Chris Christie branded himself as a truth-teller on Monday while visiting New Hampshire, saying he was ready to “be part of the solution to what ails America.”
While his critics argue that Christie’s blunt style could be his biggest weakness, the New Jersey Republican is embracing it, saying at a dinner hosted by the Concord and Merrimack County GOP that being direct is “the essence of leadership.”
“There will be times where I will say things that will make you shake your head,” he said. “But what you’ll never say is that I don’t know who he is and I don’t know what he believes, and I don’t know what he’s willing to fight for and who he’s willing to fight to get there.”
He even told the New Hampshire audience to go look up YouTube videos of his some of his more “interesting conversations” he’s had with constituents at town halls — a reference to the infamous verbal brawls that helped win the governor national fame in his first term.
It was the second week in a row he tried to frame his direct personality as a strength to an early primary audience, telling Iowans last Monday that he’s “not going to shrink away” from his style.
“There’s only one Chris Christie, everybody, and this is it,” he said Monday in New Hampshire.
Christie pledged to return to New Hampshire and hold forums where voters would get a chance to ask him more questions rather than listen to him give formal remarks.
“The more I come back, the less speech you’re going to get and the more time you’re going to get to ask me questions and challenge me, because that’s when I’m most comfortable,” he said.
While polls show that the potential GOP presidential field is still wide open, Christie garners 13% support among potential Republican voters in New Hampshire, according to a new NBC News/Marist poll, falling behind Jeb Bush (18%), Scott Walker (15%) and Rand Paul (14%).
Christie said voters will hear from a number of candidates over the coming months and cautioned against expecting candidate to agree with everything voters believe.
“If we hold our candidates for public office to that standard, let me tell you what you’re going to get: liars,” he said. “We need to demand the truth.”

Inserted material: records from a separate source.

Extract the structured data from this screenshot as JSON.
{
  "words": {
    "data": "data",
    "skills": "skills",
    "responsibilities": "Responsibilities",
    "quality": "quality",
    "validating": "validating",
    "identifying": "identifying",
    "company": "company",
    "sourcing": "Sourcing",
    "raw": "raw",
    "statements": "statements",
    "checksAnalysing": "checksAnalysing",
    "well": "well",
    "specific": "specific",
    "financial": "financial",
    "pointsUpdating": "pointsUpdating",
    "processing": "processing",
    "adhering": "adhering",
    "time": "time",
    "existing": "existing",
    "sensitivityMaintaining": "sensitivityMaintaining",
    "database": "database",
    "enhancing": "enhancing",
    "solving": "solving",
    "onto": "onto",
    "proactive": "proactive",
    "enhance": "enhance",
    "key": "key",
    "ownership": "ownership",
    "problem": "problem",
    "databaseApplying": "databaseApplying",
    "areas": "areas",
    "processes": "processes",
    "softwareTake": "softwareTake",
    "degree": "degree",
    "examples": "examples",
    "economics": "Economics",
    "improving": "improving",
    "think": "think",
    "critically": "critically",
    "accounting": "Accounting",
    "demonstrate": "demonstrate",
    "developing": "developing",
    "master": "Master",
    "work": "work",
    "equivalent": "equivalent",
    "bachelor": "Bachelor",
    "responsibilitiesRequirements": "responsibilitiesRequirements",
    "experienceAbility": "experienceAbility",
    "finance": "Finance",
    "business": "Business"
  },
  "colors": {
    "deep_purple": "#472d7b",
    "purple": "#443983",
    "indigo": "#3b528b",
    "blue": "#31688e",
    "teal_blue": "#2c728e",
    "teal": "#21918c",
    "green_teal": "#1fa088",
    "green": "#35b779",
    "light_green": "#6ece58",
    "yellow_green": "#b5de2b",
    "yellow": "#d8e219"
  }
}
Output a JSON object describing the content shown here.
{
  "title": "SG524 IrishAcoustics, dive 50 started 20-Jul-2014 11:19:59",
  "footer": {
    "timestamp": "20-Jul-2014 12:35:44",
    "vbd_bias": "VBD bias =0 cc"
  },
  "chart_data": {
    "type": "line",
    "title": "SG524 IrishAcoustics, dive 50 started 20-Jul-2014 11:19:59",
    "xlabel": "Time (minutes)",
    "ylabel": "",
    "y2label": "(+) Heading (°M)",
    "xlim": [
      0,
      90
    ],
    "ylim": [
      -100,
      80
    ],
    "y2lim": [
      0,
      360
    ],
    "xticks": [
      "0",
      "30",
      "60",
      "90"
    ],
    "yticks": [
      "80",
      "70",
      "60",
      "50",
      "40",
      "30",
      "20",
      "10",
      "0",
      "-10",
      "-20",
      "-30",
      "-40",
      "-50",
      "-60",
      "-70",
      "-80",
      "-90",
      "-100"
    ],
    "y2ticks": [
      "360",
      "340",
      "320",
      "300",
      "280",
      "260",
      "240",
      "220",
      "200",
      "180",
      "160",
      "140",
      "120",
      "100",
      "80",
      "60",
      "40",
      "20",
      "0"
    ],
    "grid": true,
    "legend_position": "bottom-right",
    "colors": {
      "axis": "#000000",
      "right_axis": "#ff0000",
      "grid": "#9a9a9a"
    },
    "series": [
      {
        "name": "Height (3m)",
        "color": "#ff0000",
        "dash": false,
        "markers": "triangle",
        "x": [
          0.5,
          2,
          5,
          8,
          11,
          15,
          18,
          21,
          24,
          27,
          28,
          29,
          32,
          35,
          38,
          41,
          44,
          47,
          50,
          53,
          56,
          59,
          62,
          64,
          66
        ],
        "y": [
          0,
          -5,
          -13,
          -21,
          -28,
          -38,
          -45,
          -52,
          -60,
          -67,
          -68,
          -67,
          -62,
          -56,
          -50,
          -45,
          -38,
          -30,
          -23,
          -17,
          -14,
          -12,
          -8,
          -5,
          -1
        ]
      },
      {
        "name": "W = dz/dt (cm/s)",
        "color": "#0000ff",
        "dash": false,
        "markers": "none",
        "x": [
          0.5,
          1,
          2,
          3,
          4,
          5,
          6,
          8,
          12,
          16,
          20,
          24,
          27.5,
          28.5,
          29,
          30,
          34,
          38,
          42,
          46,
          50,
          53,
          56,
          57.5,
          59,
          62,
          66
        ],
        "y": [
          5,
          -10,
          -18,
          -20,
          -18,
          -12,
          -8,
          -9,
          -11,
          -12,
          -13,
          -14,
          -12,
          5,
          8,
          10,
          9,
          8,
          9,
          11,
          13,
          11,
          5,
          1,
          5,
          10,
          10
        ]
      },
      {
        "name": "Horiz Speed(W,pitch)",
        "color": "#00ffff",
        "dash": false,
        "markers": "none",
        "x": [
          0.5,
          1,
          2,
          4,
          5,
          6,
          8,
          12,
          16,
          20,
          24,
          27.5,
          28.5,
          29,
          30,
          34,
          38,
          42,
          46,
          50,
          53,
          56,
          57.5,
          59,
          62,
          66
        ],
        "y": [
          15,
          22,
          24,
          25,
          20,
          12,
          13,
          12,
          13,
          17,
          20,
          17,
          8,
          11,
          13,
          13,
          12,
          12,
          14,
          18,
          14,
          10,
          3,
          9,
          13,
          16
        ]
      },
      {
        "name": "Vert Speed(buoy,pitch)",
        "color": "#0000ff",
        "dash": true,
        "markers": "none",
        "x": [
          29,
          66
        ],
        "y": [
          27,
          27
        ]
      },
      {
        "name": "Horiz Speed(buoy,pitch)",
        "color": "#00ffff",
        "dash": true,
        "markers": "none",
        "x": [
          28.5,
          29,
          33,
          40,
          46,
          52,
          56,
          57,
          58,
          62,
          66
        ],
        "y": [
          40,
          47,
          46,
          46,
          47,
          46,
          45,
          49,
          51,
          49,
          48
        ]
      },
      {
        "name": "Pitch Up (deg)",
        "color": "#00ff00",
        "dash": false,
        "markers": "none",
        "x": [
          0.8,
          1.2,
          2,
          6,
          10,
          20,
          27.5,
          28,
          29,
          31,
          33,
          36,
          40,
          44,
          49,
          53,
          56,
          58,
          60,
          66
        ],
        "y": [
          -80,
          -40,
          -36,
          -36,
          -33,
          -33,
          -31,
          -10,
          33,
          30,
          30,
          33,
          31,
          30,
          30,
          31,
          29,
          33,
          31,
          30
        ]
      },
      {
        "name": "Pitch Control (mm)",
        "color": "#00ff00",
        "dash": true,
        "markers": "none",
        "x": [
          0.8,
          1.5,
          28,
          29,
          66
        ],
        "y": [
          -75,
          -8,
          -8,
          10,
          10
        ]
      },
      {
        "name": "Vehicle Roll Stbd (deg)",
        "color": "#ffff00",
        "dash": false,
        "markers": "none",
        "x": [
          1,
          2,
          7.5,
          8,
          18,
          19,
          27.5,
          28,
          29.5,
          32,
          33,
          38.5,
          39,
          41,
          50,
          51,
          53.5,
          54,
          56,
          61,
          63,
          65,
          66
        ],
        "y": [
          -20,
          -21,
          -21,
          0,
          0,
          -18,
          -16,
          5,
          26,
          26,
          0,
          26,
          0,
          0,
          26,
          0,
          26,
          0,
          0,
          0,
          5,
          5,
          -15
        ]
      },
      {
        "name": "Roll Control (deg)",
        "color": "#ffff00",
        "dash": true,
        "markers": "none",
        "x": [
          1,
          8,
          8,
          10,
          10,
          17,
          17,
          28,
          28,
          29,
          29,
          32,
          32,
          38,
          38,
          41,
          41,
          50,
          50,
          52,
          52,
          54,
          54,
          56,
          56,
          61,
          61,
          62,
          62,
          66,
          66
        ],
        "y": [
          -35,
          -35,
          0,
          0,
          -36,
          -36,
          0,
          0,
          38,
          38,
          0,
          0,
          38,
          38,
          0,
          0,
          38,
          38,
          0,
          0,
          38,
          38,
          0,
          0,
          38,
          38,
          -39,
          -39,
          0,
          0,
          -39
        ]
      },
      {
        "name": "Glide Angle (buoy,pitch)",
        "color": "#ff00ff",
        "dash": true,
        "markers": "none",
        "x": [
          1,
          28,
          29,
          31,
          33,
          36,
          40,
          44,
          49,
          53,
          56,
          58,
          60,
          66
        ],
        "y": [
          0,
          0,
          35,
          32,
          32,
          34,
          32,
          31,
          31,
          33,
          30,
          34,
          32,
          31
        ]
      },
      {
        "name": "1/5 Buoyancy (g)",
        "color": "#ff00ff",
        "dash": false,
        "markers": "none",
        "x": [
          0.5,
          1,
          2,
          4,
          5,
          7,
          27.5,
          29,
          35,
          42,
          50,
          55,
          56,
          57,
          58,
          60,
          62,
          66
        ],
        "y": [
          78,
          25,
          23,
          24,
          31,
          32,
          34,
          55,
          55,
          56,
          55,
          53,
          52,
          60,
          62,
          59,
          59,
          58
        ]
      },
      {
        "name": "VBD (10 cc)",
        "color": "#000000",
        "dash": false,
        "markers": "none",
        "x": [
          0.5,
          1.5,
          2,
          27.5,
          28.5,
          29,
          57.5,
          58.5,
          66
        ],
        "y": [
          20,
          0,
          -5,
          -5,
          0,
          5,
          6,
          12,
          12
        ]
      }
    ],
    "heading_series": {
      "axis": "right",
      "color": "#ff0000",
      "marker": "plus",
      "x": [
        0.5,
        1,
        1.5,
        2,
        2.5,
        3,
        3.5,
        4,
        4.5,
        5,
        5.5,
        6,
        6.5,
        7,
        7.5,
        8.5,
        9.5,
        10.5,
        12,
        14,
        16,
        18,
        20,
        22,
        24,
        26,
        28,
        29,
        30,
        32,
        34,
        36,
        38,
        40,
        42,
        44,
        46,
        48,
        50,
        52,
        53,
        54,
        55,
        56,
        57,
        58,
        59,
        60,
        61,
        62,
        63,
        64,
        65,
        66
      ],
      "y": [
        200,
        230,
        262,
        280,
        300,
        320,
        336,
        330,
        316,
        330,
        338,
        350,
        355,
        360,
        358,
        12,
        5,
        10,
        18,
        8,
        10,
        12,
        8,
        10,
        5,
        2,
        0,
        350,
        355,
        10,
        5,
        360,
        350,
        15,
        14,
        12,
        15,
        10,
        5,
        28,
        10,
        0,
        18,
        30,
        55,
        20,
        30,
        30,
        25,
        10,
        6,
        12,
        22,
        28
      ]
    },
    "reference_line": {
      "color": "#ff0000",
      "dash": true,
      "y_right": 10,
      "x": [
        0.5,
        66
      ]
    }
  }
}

By doing that in New Jersey, he boasted, he was able to go toe-to-toe with the Democratic-controlled legislature to help reform the state’s pension system, balance the budget every year, decrease the number of employees on state payroll, yet still spend a “record amount” on education — all by “saying ‘no’ to the ravenous appetite of Democrats and liberals for more taxes and more spending and bigger government.”
“If we did it in New Jersey, everybody, for God’s sake we can do it in the United States of America,” he said.
Still, Democrats and other critics point to big problems facing the Garden State, including at least eight credit downgrades since Christie took office in January 2010, huge cuts to the state’s public employee pension system and a struggling Atlantic City.
For his part, Christie argues that he inherited the financial mess and vows that his policies are the only way to get the state out of a hole.
Asked how he would apply his record in a blue state on the national level, Christie again tried to hammer the point about being direct.
“I don’t think there’s different brands of honesty” in various states, he said. “Straightforwardness plays no matter what neighborhood you’re in in New Jersey or what state you’re in in America.”
And while he made no announcements about his presidential plans, he emphasized that he was eager to do whatever he could to “repair the damage that’s been done to our country over the last six years” and pledged to do “my best to work with all of you to be part of the solution to what ails America.”
“There is no way that a guy from New Jersey is going to go down without swinging on this one,” he added.
Though he tried to use it as a selling point, Christie also poked fun at this tough-guy reputation. When a crash of dishes and plates briefly interrupted his speech, he deadpanned: “I had nothing to do with that.”
Christie was also asked about Common Core, a set of testing standards that have become a political flashpoint in the Republican presidential primary. Christie previously endorsed Common Core but began questioning it last year, and tasked a committee with reviewing the way it’s being applied in New Jersey.
“I believe in testing,” Christie said but expressed concern about “the idea that we would federalize this” through grant incentives from the Obama administration. Christie called for a more local approach.
The governor also tried to spell out a hardliner stance on foreign policy, knocking Hillary Clinton for hitting a so-called reset button with Russia and “told us we’re moving to a new era.”
“We sure did,” Christie said, also blasting President Barack Obama for what Christie called the president’s “abject failure” in a foreign policy that calls for “pulling back.”
At the end, Christie was presented with a basket of maple goodies. The governor joked that his youngest son has a sweet tooth and had requested that his dad pick up some syrup in New Hampshire.
But when he told his 11-year-old daughter earlier Monday that he was going the Granite State, he said she rolled her eyes and scoffed: “The president thing.”